那位信誓旦旦要他放心的六瓜上仙不知何时,竟神不知鬼不觉地来到他跟前。原先清明的目光变得迷离,酡红双颊泛起春潮,丰润的唇红得几欲滴血,连眼眶都染了绯色。
“好热,真的好热……”她喃喃,弯下腰朝他凑去,宽大的道袍衣襟松散,露出一截雪白的锁骨。
辞婴心生不妙,天罚还未结束,他周身力气无法恢复,眼下就是一条粘板里任人宰割的鱼!
辞婴宁肯这具分身撕裂在空间裂缝或是被那巨蟒一口吞下,也不愿被人硬生生……即便是具分身,也不成!
他咬牙切齿道: “你若是敢碰——”
威胁的话还没说完,他的话音戛然而止。
因为两只柔软发烫的手在这时轻轻摸上他的脸,紧接着额头一暖,她身上那清淡的甜香浩浩荡荡侵入他呼吸里。
辞婴活了两万多年,平生头一回与女子有这样亲密的接触。摸脸就算了,竟还敢把额头也贴上来!
一时怒火中烧。
然后他就在这一怒之下怒醒了。
第18章 赴苍琅 他找那人至少找了六千多年。……
“甚好甚好。”
掌门洞府里, 何不归长舒一口气,道:“如此我总算能给云杪师姐一个交代了。”
当初师姐把辞婴送回涯剑山时,曾严令要照料好辞婴。结果这小子差点儿死在了桃木林不说,还足足昏迷了十三年。
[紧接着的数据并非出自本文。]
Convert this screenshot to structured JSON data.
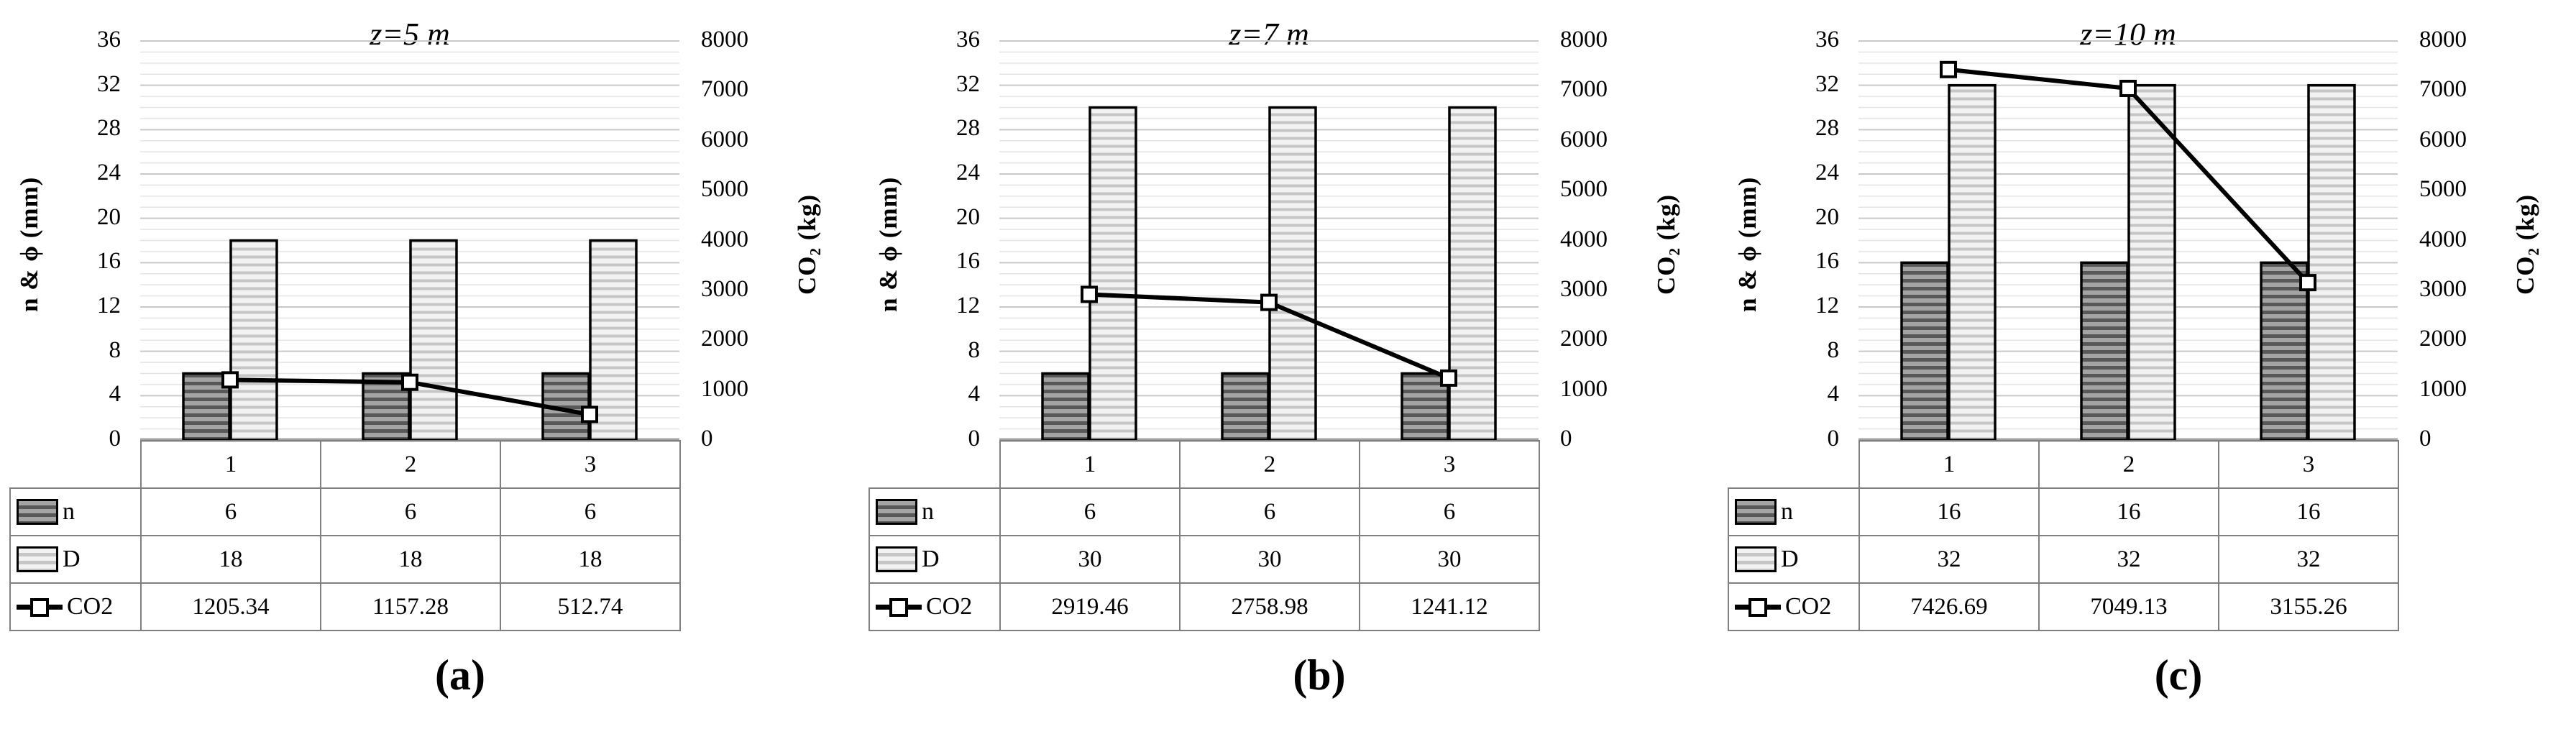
{
  "figure": {
    "background": "#ffffff",
    "yticks_left": [
      0,
      4,
      8,
      12,
      16,
      20,
      24,
      28,
      32,
      36
    ],
    "yticks_right": [
      0,
      1000,
      2000,
      3000,
      4000,
      5000,
      6000,
      7000,
      8000
    ]
  },
  "style": {
    "bar_n_base": "#a4a4a4",
    "bar_n_stripe": "#585858",
    "bar_d_base": "#f2f2f2",
    "bar_d_stripe": "#c6c6c6",
    "bar_border": "#000000",
    "line_color": "#000000",
    "marker_fill": "#ffffff",
    "grid_minor": "#e4e4e4",
    "grid_major": "#c9c9c9",
    "axis_line": "#a6a6a6",
    "table_border": "#7f7f7f"
  },
  "chart_data": [
    {
      "type": "bar",
      "title": "z=5 m",
      "caption": "(a)",
      "categories": [
        "1",
        "2",
        "3"
      ],
      "series": [
        {
          "name": "n",
          "render": "bar",
          "axis": "left",
          "values": [
            6,
            6,
            6
          ]
        },
        {
          "name": "D",
          "render": "bar",
          "axis": "left",
          "values": [
            18,
            18,
            18
          ]
        },
        {
          "name": "CO2",
          "render": "line",
          "axis": "right",
          "values": [
            1205.34,
            1157.28,
            512.74
          ]
        }
      ],
      "ylabel_left": "n & ϕ (mm)",
      "ylabel_right": "CO₂ (kg)",
      "ylim_left": [
        0,
        36
      ],
      "ylim_right": [
        0,
        8000
      ],
      "ytick_step_left": 4,
      "ytick_step_right": 1000,
      "grid": "horizontal-minor-and-major",
      "legend_position": "data-table-left"
    },
    {
      "type": "bar",
      "title": "z=7 m",
      "caption": "(b)",
      "categories": [
        "1",
        "2",
        "3"
      ],
      "series": [
        {
          "name": "n",
          "render": "bar",
          "axis": "left",
          "values": [
            6,
            6,
            6
          ]
        },
        {
          "name": "D",
          "render": "bar",
          "axis": "left",
          "values": [
            30,
            30,
            30
          ]
        },
        {
          "name": "CO2",
          "render": "line",
          "axis": "right",
          "values": [
            2919.46,
            2758.98,
            1241.12
          ]
        }
      ],
      "ylabel_left": "n & ϕ (mm)",
      "ylabel_right": "CO₂ (kg)",
      "ylim_left": [
        0,
        36
      ],
      "ylim_right": [
        0,
        8000
      ],
      "ytick_step_left": 4,
      "ytick_step_right": 1000,
      "grid": "horizontal-minor-and-major",
      "legend_position": "data-table-left"
    },
    {
      "type": "bar",
      "title": "z=10 m",
      "caption": "(c)",
      "categories": [
        "1",
        "2",
        "3"
      ],
      "series": [
        {
          "name": "n",
          "render": "bar",
          "axis": "left",
          "values": [
            16,
            16,
            16
          ]
        },
        {
          "name": "D",
          "render": "bar",
          "axis": "left",
          "values": [
            32,
            32,
            32
          ]
        },
        {
          "name": "CO2",
          "render": "line",
          "axis": "right",
          "values": [
            7426.69,
            7049.13,
            3155.26
          ]
        }
      ],
      "ylabel_left": "n & ϕ (mm)",
      "ylabel_right": "CO₂ (kg)",
      "ylim_left": [
        0,
        36
      ],
      "ylim_right": [
        0,
        8000
      ],
      "ytick_step_left": 4,
      "ytick_step_right": 1000,
      "grid": "horizontal-minor-and-major",
      "legend_position": "data-table-left"
    }
  ]
}
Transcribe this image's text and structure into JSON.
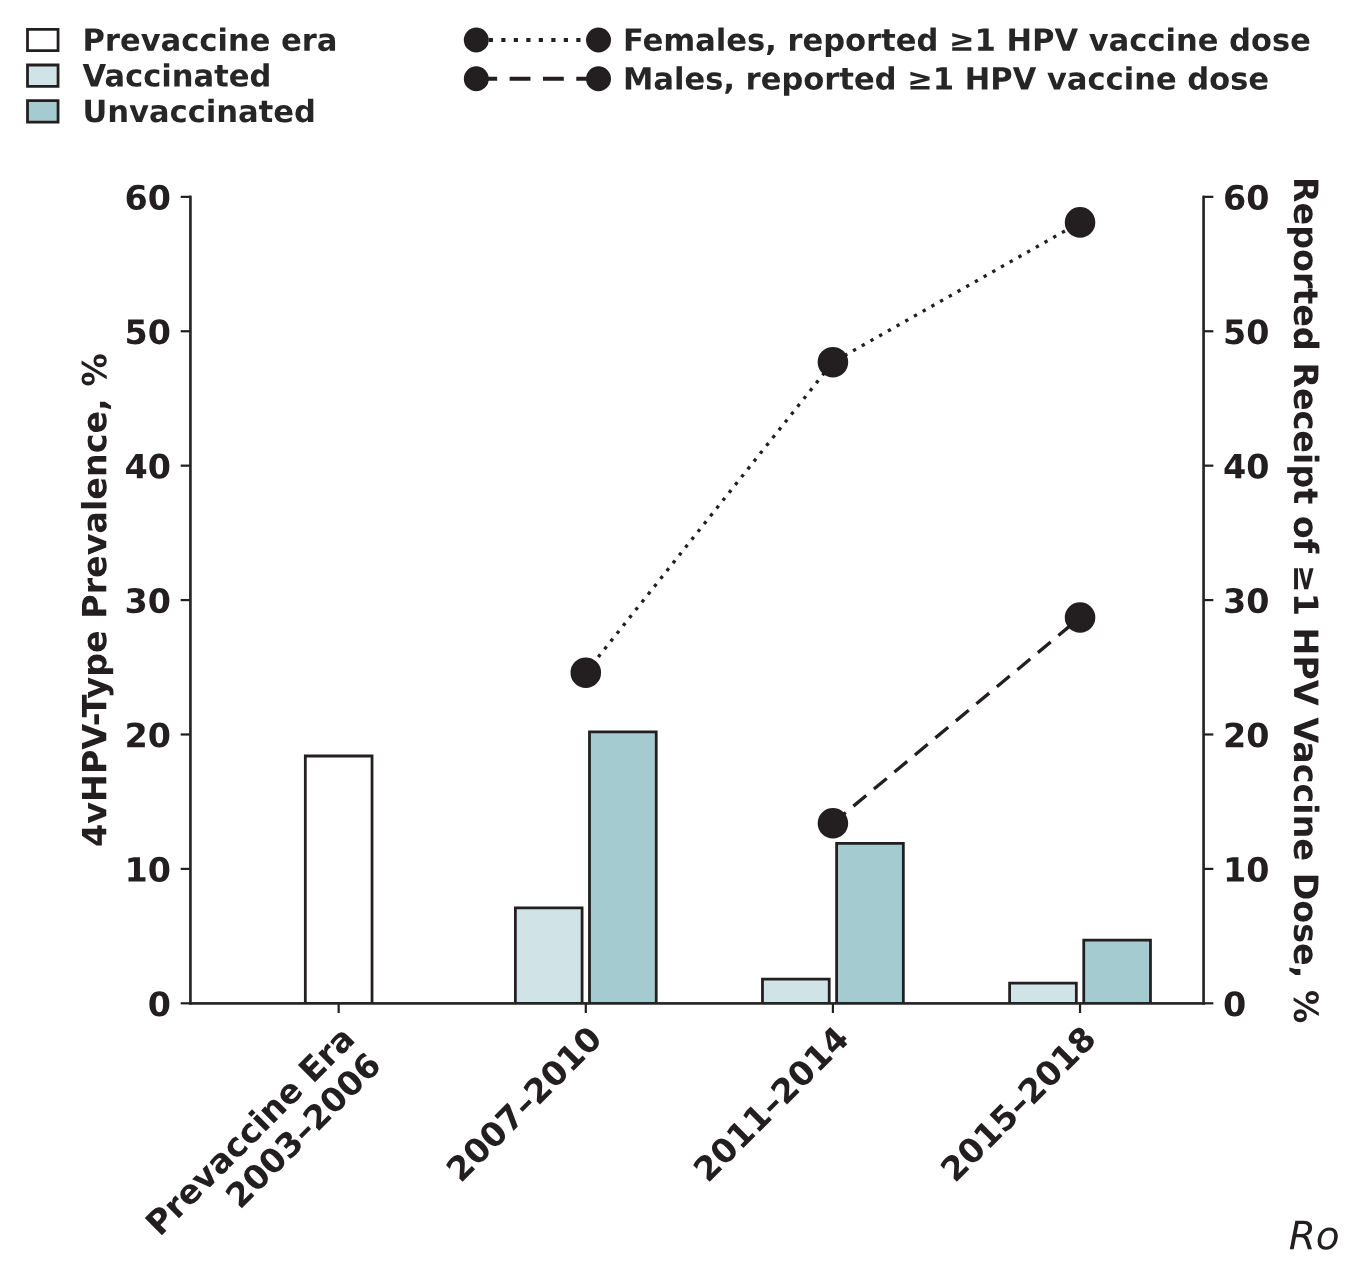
{
  "chart_data": {
    "type": "bar",
    "ylabel": "4vHPV-Type Prevalence, %",
    "y2label": "Reported Receipt of ≥1 HPV Vaccine Dose, %",
    "categories": [
      "Prevaccine Era\n2003–2006",
      "2007–2010",
      "2011–2014",
      "2015–2018"
    ],
    "series": [
      {
        "name": "Prevaccine era",
        "color": "#ffffff",
        "values": [
          18.4,
          null,
          null,
          null
        ]
      },
      {
        "name": "Vaccinated",
        "color": "#d0e4e7",
        "values": [
          null,
          7.1,
          1.8,
          1.5
        ]
      },
      {
        "name": "Unvaccinated",
        "color": "#a3cbd0",
        "values": [
          null,
          20.2,
          11.9,
          4.7
        ]
      },
      {
        "name": "Females, reported ≥1 HPV vaccine dose",
        "type": "line",
        "axis": "y2",
        "color": "#231f20",
        "marker": "circle",
        "line_style": "dotted",
        "values": [
          null,
          24.6,
          47.7,
          58.1
        ]
      },
      {
        "name": "Males, reported ≥1 HPV vaccine dose",
        "type": "line",
        "axis": "y2",
        "color": "#231f20",
        "marker": "circle",
        "line_style": "dashed",
        "values": [
          null,
          null,
          13.4,
          28.7
        ]
      }
    ],
    "ylim": [
      0,
      60
    ],
    "yticks": [
      0,
      10,
      20,
      30,
      40,
      50,
      60
    ],
    "y2lim": [
      0,
      60
    ],
    "y2ticks": [
      0,
      10,
      20,
      30,
      40,
      50,
      60
    ],
    "legend": "top",
    "grid": false,
    "annotations": [
      "Ro"
    ]
  }
}
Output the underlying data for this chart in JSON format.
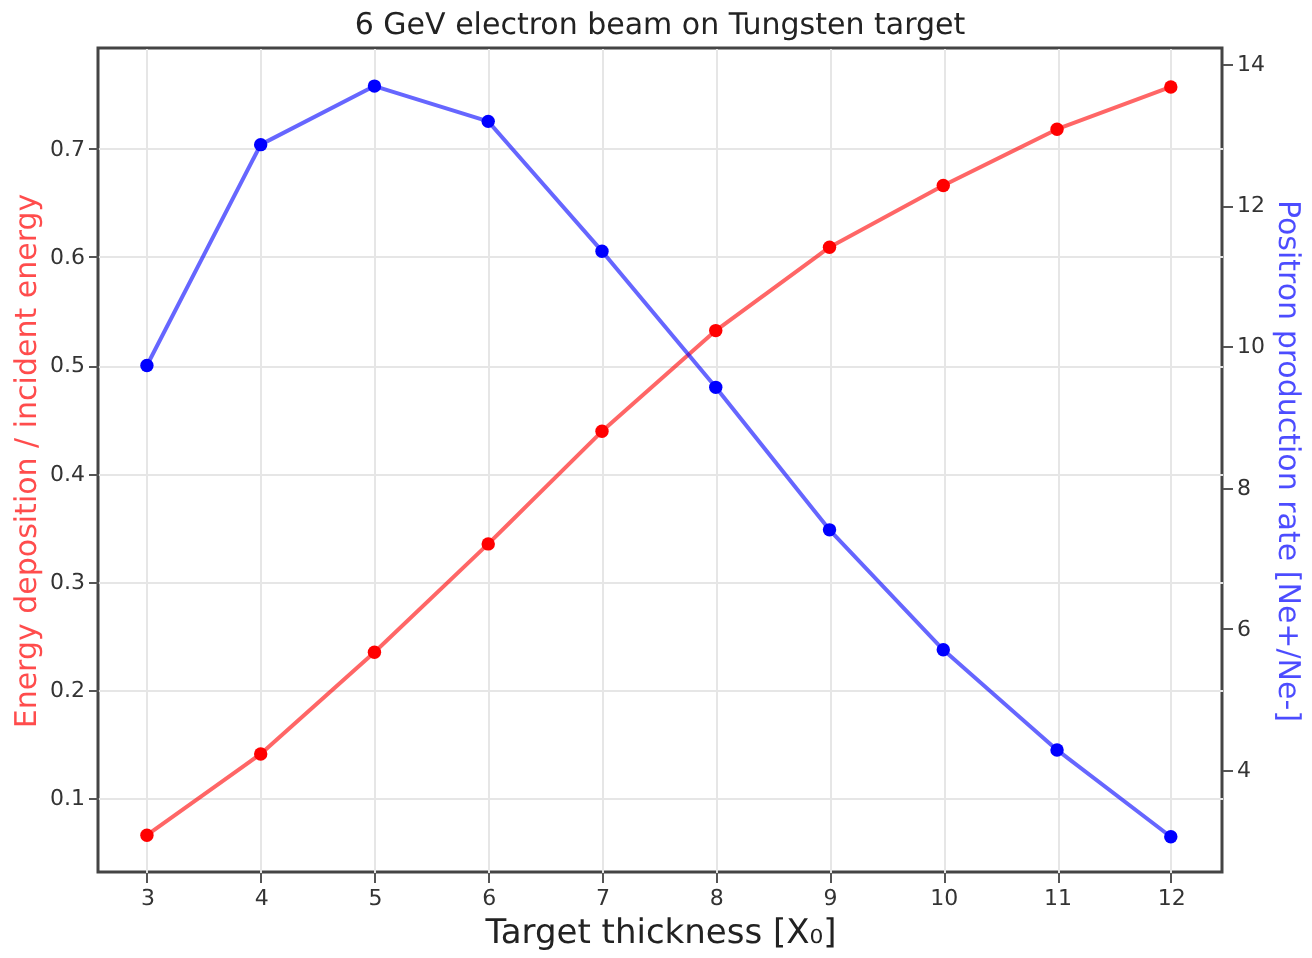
{
  "chart_data": {
    "type": "line",
    "title": "6 GeV electron beam on Tungsten target",
    "xlabel": "Target thickness [X₀]",
    "ylabel": "Energy deposition / incident energy",
    "y2label": "Positron production rate [Ne+/Ne-]",
    "x": [
      3,
      4,
      5,
      6,
      7,
      8,
      9,
      10,
      11,
      12
    ],
    "series": [
      {
        "color": "#ff0000",
        "values": [
          0.066,
          0.141,
          0.235,
          0.335,
          0.439,
          0.532,
          0.609,
          0.666,
          0.718,
          0.757
        ]
      },
      {
        "color": "#0000ff",
        "axis": "y2",
        "values": [
          9.73,
          12.86,
          13.69,
          13.19,
          11.35,
          9.42,
          7.4,
          5.7,
          4.28,
          3.05
        ]
      }
    ],
    "xlim": [
      2.57,
      12.45
    ],
    "xticks": [
      3,
      4,
      5,
      6,
      7,
      8,
      9,
      10,
      11,
      12
    ],
    "ylim": [
      0.032,
      0.793
    ],
    "yticks": [
      0.1,
      0.2,
      0.3,
      0.4,
      0.5,
      0.6,
      0.7
    ],
    "y2lim": [
      2.55,
      14.23
    ],
    "y2ticks": [
      4,
      6,
      8,
      10,
      12,
      14
    ],
    "grid": true,
    "marker": "circle",
    "line_style": "solid"
  }
}
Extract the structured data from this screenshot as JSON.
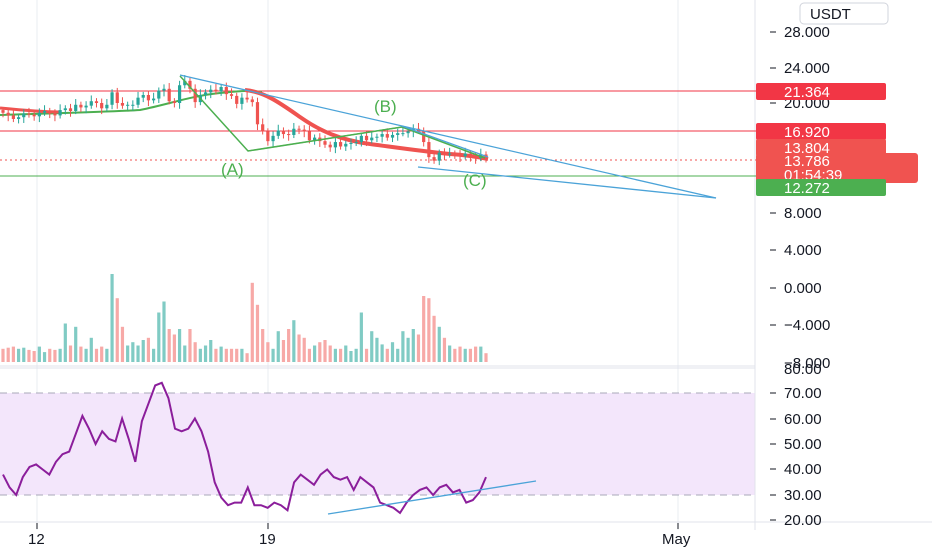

好在现下总算是醒来了, 修为也没怎么耽误, 算是有惊无险挺过一难。
“你昏睡十三载,修炼却不受耽误, 这在苍琅界乃绝无仅有之事。为免节外生枝, 此事你需三缄其口,不宜对外人道。这也是我与你应御师兄担心之事, 须知修仙界里不乏披着人皮的魑魅魍魉。你这具皮囊太易招来觊觎。我会对外宣称,你这一身修为乃是我与应御给你灌顶所致。” 何不归语重心长道。
灵台碎裂、身陷昏迷却能毫无瓶颈地涨修为, 试问这样一具身体,如何不叫那些寿元将近的老怪心动?
辞婴微微敛神, 强行忽视脑海中那张春潮横生的脸, 颔首道:“是。”
虽无惧旁人的觊觎, 但何不归一番好意, 他自也不会辜负,应承得很是干脆。
想起怀生在独鹿堂故作轻快的语气, 辞婴顿了顿,又道:“弟子醒来后便去了独鹿堂,当年在桃木林昏迷后的事情, 还望师叔能与我详细一说。今日萧家为何要阻拦南怀生入涯剑山?”
何不归倒是不曾想过这个连自己伤势都不怎么上心的小子,居然会如此关心南家和南怀生的事。
一时又想起了当初他便是为了保护南怀生,才会受伤昏迷这么多年。
何不归当日并未在桃花林,但大致的经过却是听段木槿与应御提过,三言两语便概括当日之事。
“那日你木槿师叔与应御师兄赶去时, 萧池南与朱运已陨落在天星剑诀之下。他们的尸首附近也散落着南师侄的阵剑残骸。再加上朱运的儿子立下心魔誓,道他收到了朱运的血脉传音,称南师侄乃杀人者。” 何不归说到这便顿了顿,“萧家因而认定了是南新酒设局杀了萧池南。”
何不归心中自然不信南新酒会杀萧池南。